By Yashaswini Swamynathan
U.S. stocks were off their lows on Monday after President Donald Trump laid out some of his plans to spur economic growth in a meeting with top executives of U.S. companies.
Speaking at the White House, Trump said he could reduce regulations governing companies by 75 percent or more and promised other advantages for companies that manufacture in the United States.
Investors have been seeking clarity on how Trump plans to execute his ambitious agenda of tax and regulatory reforms and higher infrastructure spending to boost the economy.

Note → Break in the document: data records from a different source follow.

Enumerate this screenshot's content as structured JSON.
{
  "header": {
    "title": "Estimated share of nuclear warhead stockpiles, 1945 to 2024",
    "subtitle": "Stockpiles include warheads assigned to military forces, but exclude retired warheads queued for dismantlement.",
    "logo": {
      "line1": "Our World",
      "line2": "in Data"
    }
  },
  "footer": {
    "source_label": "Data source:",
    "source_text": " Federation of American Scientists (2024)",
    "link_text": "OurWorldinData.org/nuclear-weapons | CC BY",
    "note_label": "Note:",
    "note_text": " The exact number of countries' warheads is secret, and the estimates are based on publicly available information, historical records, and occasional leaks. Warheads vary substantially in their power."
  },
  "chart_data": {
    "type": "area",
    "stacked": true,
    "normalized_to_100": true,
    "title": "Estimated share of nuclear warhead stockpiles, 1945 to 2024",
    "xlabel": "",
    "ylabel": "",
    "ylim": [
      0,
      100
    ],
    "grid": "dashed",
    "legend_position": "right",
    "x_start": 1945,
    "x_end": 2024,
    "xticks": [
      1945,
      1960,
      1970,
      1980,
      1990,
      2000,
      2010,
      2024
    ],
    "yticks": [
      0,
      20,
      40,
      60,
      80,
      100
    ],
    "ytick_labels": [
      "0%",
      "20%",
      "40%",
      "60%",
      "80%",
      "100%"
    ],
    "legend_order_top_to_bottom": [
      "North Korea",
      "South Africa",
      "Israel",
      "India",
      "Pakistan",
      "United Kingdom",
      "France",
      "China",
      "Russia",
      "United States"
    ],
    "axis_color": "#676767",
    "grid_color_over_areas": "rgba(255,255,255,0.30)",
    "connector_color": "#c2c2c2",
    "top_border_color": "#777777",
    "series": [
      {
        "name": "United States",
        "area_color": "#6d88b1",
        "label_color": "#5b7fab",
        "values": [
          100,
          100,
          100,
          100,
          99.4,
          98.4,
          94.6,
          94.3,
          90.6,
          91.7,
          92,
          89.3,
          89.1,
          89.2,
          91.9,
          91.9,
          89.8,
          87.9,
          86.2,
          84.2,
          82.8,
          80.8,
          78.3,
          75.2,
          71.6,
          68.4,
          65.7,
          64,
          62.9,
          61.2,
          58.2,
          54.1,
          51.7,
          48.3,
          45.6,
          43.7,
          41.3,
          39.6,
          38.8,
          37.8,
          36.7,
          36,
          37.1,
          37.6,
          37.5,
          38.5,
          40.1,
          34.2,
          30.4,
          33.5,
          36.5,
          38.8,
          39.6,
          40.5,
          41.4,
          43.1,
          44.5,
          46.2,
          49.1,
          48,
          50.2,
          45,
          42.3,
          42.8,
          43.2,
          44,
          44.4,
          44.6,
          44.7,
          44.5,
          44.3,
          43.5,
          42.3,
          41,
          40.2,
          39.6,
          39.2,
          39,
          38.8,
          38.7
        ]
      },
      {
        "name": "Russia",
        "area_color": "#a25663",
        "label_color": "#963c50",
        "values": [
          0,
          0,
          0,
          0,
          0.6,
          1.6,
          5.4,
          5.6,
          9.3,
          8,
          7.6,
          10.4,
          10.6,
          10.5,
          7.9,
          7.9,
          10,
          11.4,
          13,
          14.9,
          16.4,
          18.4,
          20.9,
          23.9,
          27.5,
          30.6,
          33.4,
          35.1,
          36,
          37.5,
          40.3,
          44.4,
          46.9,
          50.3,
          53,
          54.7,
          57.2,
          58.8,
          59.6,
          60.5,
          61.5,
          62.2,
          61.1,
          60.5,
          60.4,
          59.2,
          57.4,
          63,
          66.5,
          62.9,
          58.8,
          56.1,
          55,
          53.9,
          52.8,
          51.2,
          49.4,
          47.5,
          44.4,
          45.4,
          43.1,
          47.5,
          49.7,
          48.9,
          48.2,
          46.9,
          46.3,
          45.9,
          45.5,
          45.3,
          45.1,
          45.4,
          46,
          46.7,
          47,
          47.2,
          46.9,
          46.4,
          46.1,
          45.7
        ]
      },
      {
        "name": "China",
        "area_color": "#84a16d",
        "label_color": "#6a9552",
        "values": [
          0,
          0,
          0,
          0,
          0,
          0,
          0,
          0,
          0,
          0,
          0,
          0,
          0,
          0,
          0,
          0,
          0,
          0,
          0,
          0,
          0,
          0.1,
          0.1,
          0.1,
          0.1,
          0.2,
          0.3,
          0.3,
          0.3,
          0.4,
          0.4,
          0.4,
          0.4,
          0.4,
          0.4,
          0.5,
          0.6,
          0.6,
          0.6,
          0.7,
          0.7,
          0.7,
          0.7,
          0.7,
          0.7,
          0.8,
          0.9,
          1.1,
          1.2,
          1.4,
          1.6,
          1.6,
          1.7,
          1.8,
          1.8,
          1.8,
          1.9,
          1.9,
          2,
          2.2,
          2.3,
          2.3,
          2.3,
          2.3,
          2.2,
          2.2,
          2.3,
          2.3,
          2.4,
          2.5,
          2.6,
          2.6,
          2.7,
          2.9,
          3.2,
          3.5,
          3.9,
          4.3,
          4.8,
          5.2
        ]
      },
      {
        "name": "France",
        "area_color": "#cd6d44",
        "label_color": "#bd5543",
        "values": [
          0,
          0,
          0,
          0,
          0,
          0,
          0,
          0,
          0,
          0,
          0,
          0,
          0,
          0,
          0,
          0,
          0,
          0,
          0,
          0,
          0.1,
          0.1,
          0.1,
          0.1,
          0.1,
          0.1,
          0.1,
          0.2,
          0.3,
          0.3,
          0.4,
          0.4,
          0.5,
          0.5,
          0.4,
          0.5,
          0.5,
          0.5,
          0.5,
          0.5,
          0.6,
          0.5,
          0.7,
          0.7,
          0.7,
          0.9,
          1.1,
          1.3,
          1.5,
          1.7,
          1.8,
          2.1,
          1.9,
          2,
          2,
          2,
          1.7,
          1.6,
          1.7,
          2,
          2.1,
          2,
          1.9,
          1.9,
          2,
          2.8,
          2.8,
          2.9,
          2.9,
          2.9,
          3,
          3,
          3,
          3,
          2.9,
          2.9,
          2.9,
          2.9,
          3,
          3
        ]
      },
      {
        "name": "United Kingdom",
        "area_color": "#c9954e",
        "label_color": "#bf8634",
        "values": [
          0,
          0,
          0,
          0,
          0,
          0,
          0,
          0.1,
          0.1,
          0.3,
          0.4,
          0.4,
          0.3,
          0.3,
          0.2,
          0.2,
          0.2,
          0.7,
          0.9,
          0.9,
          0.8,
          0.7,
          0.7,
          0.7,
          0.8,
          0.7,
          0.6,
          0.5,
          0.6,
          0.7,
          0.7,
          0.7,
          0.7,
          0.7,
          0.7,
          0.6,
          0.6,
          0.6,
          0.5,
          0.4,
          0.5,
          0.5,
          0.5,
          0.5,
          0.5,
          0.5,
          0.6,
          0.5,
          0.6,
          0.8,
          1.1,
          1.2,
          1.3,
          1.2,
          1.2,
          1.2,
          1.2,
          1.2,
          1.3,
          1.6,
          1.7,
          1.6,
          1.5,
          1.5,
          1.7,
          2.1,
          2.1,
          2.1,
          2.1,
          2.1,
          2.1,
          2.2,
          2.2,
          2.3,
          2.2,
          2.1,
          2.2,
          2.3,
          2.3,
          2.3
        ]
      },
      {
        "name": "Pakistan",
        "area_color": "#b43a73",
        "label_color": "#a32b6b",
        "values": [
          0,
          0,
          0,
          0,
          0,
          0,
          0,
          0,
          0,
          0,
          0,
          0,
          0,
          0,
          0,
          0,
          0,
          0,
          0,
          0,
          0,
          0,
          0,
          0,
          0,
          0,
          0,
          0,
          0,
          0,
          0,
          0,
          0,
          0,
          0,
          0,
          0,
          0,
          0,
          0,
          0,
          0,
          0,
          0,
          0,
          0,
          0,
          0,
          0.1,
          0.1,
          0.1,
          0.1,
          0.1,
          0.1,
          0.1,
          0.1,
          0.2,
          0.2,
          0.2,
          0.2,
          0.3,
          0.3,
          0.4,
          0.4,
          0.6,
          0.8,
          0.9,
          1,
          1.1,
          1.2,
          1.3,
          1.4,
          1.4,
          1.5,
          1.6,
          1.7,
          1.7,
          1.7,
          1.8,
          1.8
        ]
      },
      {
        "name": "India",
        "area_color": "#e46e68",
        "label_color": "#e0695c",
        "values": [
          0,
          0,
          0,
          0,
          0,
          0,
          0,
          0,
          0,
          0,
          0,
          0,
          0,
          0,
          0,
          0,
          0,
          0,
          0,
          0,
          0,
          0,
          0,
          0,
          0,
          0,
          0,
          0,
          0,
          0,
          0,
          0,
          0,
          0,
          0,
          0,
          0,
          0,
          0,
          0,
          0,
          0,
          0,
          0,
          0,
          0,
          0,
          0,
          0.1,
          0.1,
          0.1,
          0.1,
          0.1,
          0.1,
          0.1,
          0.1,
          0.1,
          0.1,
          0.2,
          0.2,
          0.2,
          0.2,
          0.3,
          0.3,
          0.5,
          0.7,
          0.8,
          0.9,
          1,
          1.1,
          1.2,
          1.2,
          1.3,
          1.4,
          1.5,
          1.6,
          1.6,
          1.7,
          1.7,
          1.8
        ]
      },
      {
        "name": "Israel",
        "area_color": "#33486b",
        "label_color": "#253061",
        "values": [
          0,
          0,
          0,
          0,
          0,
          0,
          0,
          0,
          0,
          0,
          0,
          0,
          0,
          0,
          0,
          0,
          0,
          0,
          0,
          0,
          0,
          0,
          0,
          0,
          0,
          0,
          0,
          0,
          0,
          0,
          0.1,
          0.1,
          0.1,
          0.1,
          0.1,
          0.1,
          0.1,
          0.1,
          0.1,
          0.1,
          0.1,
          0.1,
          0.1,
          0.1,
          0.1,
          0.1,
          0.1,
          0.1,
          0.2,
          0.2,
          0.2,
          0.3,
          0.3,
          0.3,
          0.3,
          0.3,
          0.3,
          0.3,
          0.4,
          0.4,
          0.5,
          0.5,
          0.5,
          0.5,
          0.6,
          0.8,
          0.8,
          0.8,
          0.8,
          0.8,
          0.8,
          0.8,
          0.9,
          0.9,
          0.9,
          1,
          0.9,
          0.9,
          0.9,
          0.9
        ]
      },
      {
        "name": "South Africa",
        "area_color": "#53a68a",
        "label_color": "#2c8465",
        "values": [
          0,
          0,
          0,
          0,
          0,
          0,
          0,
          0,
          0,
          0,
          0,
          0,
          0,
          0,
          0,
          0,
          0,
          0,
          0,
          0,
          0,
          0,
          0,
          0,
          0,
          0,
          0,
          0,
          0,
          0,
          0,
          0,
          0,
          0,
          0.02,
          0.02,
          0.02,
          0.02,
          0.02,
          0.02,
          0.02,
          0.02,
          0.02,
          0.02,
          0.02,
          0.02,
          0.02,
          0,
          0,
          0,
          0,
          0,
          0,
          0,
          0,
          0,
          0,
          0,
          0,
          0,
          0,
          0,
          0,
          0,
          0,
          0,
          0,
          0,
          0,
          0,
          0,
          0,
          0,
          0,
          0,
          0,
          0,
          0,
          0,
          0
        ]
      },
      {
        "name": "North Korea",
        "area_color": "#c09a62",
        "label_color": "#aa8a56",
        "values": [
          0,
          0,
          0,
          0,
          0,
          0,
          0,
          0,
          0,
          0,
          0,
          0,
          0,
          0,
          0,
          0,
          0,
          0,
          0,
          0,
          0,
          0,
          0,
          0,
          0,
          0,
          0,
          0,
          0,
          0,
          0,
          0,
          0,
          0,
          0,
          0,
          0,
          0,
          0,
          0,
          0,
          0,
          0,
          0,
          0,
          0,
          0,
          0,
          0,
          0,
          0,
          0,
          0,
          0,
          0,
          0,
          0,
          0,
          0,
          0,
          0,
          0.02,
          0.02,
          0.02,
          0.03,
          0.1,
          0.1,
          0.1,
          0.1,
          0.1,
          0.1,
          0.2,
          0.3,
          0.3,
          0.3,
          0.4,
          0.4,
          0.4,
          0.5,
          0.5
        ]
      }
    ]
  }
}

“From the standpoint of moving the market, Donald Trump is going to be a trader’s dream because he will create market swings, choppy trading and erratic behavior,” said Andre Bakhos, managing director of Janlyn Capital in Bernardsville, New Jersey.
“We are sitting near all-time highs but there isn’t anything fresh from earnings or President Trump that is going to make investors run out and buy stocks.”
At 9:42 a.m. ET the Dow Jones industrial average .DJI was down 12.71 points, or 0.06 percent, at 19,814.54, the S&P 500 .SPX was down 1.62 points, or 0.07 percent, at 2,269.69 and the Nasdaq Composite .IXIC was up 3.01 points, or 0.05 percent, at 5,558.35.
Trump has made it clear that he plans to hold talks with leaders of Canada and Mexico to renegotiate the North American Free Trade Agreement (NAFTA) and intends to withdraw from the 12-nation trade pact of the Trans-Pacific Partnership.
The dollar .DXY hit a six-week low on Monday, while prices of safe-haven gold rose.
Eight of the 11 major S&P sectors were lower, with financials .SPSY and consumer discretionary .SPLRCD stocks weighing the most.
Qualcomm (QCOM.O) dropped 9.2 percent to $57.14 after Apple (AAPL.O) filed a $1 billion lawsuit against the chip supplier on Friday. Qualcomm was the biggest drag on the S&P and the Nasdaq, while Apple’s 0.4 percent gain gave the indexes their biggest boost.
Dow component McDonald’s (MCD.N) slipped 1.3 percent to $120.72 after the fast-food chain’s U.S. comparable restaurant sales fell for the first time in six quarters.
Halliburton (HAL.N) fell 3 percent after the world’s No. 2 oilfield services provider reported a bigger loss in the latest quarter.
Declining issues outnumbered advancers on the NYSE by 1,282 to 1,279. On the Nasdaq, 1,239 issues fell and 999 advanced.
The S&P 500 index showed eight new 52-week highs and six new lows, while the Nasdaq recorded 32 new highs and 10 new lows.